At 21, Ryan Shea has already played a lot of hockey.
A three-year starter and captain during 2014-15 season at Boston College High School, the 21-year-old Shea is now a starting left-shot defenseman for the eighth-ranked Northeastern men’s hockey team.
In between, the Milton resident skated for the Cape Cod Whalers U18 team and a season with the Youngstown Phantoms of the United States Hockey League. In 2015, Shea was selected by the Chicago Blackhawks in the fourth round of the NHL’s First-Year Player Draft, with the 121st overall pick. His father, Dan, was a four-year player at Boston College (1984-88), racking up 69 goals and 121 assists.
In 19 games this season, the 6-foot-1, 190-pound Shea has a team-leading 37 blocked shots, has registered 8 assists, and is a plus-18 overall. With a matchup this weekend against top-ranked University of Massachusetts Amherst on the docket, and in advance of the 2019 Beanpot, he took a few minutes to chat with the Globe.
During the 2015-16 season, in Youngstown, you suffered a pretty bad injury. How did you overcome that, and, at the same time, try to improve?
A: I broke my collarbone twice. The second time I was really down on myself but I think that has helped me mature as a player and a person, and I think even though I couldn’t skate or do everything all the boys were doing, I still had to show up to the rink every day, ready to go for rehab or whatever was on the agenda that day just to try and get back in the lineup as quick as possible.
What was the USHL experience like?
A: At first it was a little strange, you go out there and you live with obviously not your real family, a family brings you in and treats you like one of their own. That was nice and a little different but once you get comfortable, I’d say the end of the first month, it was kind of like you were like a professional.
You’re on your own, you’re just with the guys on the team, going to the rink for practice. I did school out there so I had that to do too. It’s pretty much treating yourself like a professional out there and maturing along the way.
Describe the day the Chicago Blackhawks selected you in the NHL draft?
A: Probably one of the best days of my life so far. I watched it actually by myself in my basement but once my name came up on that board, I started interacting with my family, all my buddies came over. We’re really close with [Milton native] Keith Yandle of the Florida Panthers, so he came over and it turned into a little bit of a celebration. It was a special day.
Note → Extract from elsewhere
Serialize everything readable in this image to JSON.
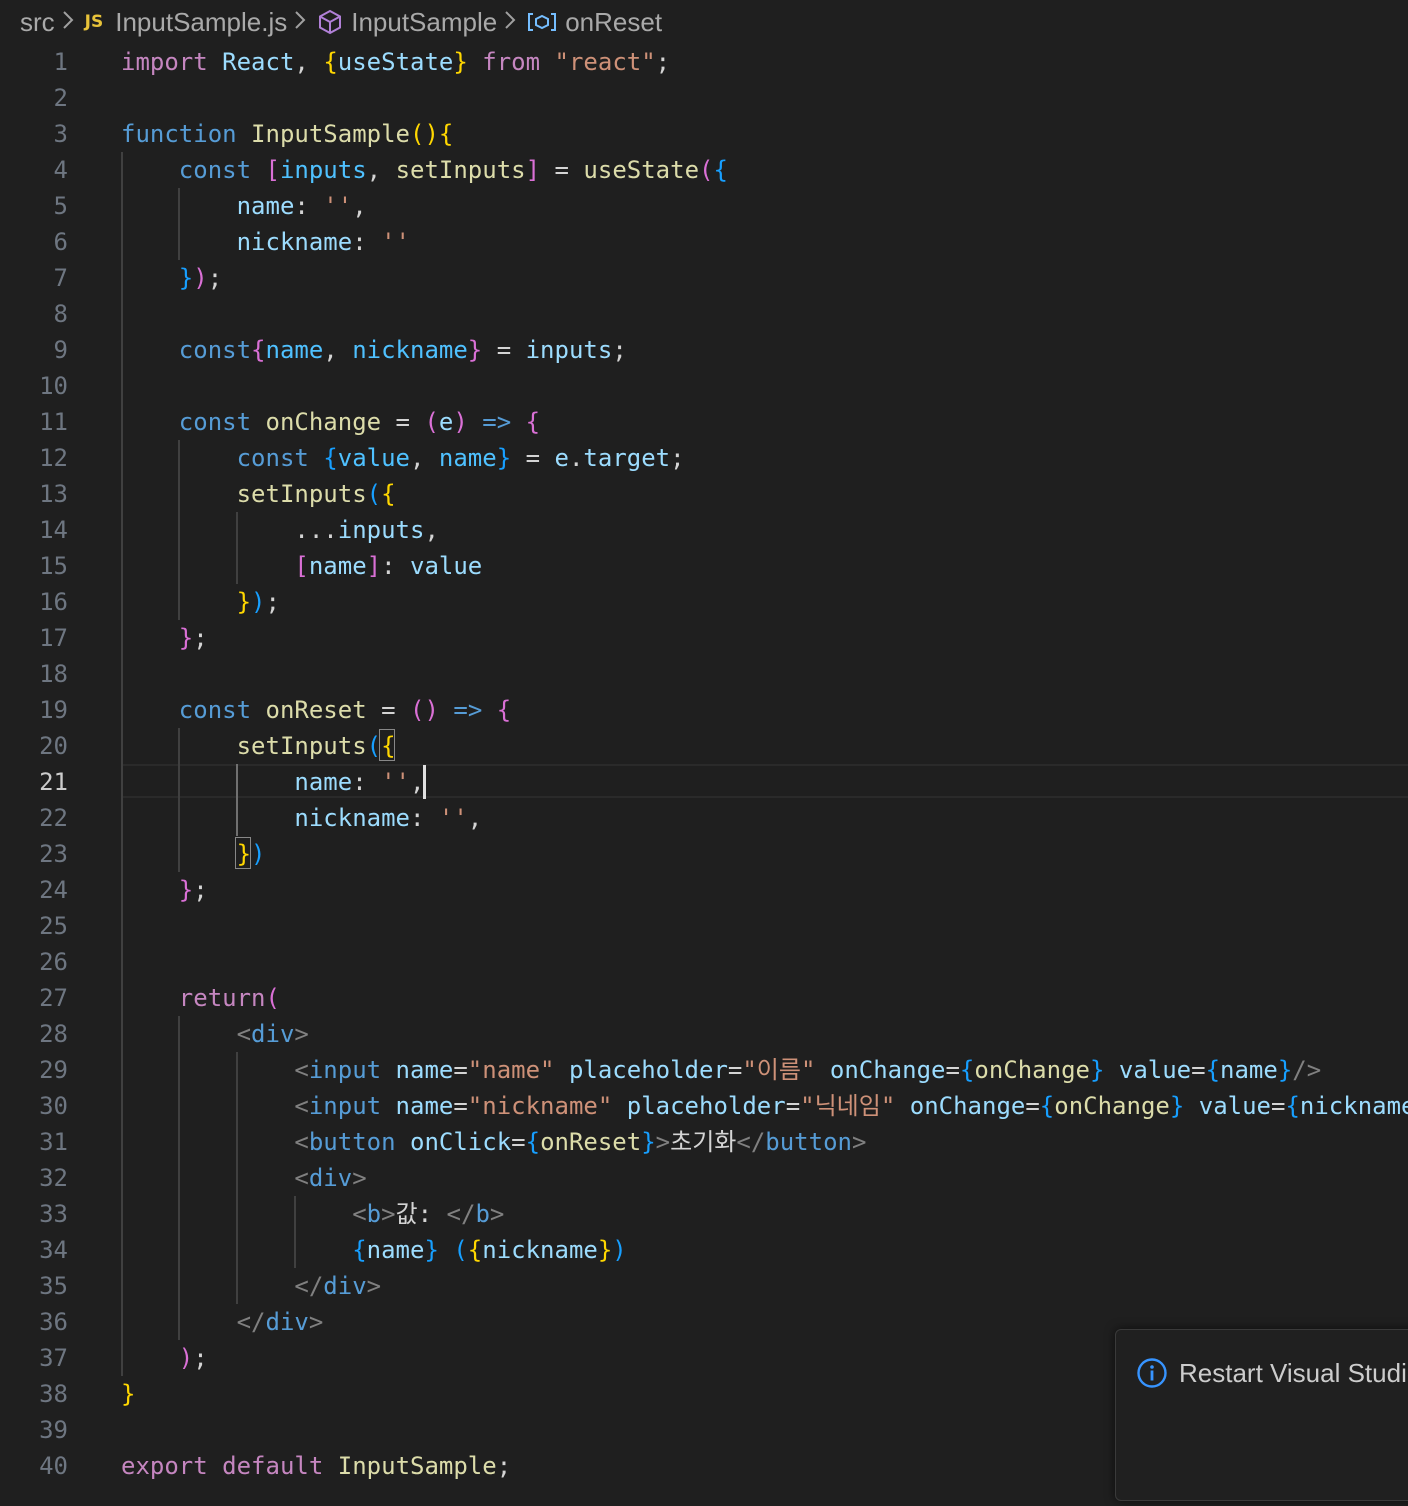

What’s it like to get to stay in your home state and be a part of a top program?
A: One of the best reasons is having your family come and watch every game. I mean I don’t think my dad has even missed a game. He even came out to Michigan State when we played out there my freshman year so I think that’s definitely something special, with my aunts, uncles, and siblings too. That was definitely the number one reason why I chose Northeastern and because of my relationship with the coaches. Coach [Jim] Madigan is also a Milton guy so I knew him before and I just thought that they could bring the best out of me and develop my skills for the next level.
Northeastern is coming off its first Beanpot win in 30 years. What is the mind-set this year?
A: Now that we have that one win under our belt, we know what it takes and we have a bunch of veteran guys that were here last year. . . . It’s one-game elimination so you’ve got to give everything you have at every point during the tournament.
Your dad played hockey at BC, is there a rivalry there?
A: No. I just thought the best fit was Northeastern and he respected that — it was my decision. He has his legacy there and I kind of wanted to build my own so that’s why I chose a school like this. I definitely joke around with him because he was at BC for four years and was in the Beanpot championship multiple times but he never won.
What’s the hardest class you’re taking now?
A: I’m a business management major, so I just took MIS which is Management Information Systems, so I’d definitely say that or business stats so far are the hardest that I’ve taken.
Your dream job?
A: I mean I want to play hockey as long as I can. I think a business major from Northeastern will set me up for a good opportunity. I think I’m an open-minded kid. . . . I’m just trying to get the best grades possible because obviously hockey doesn’t always pan out for people.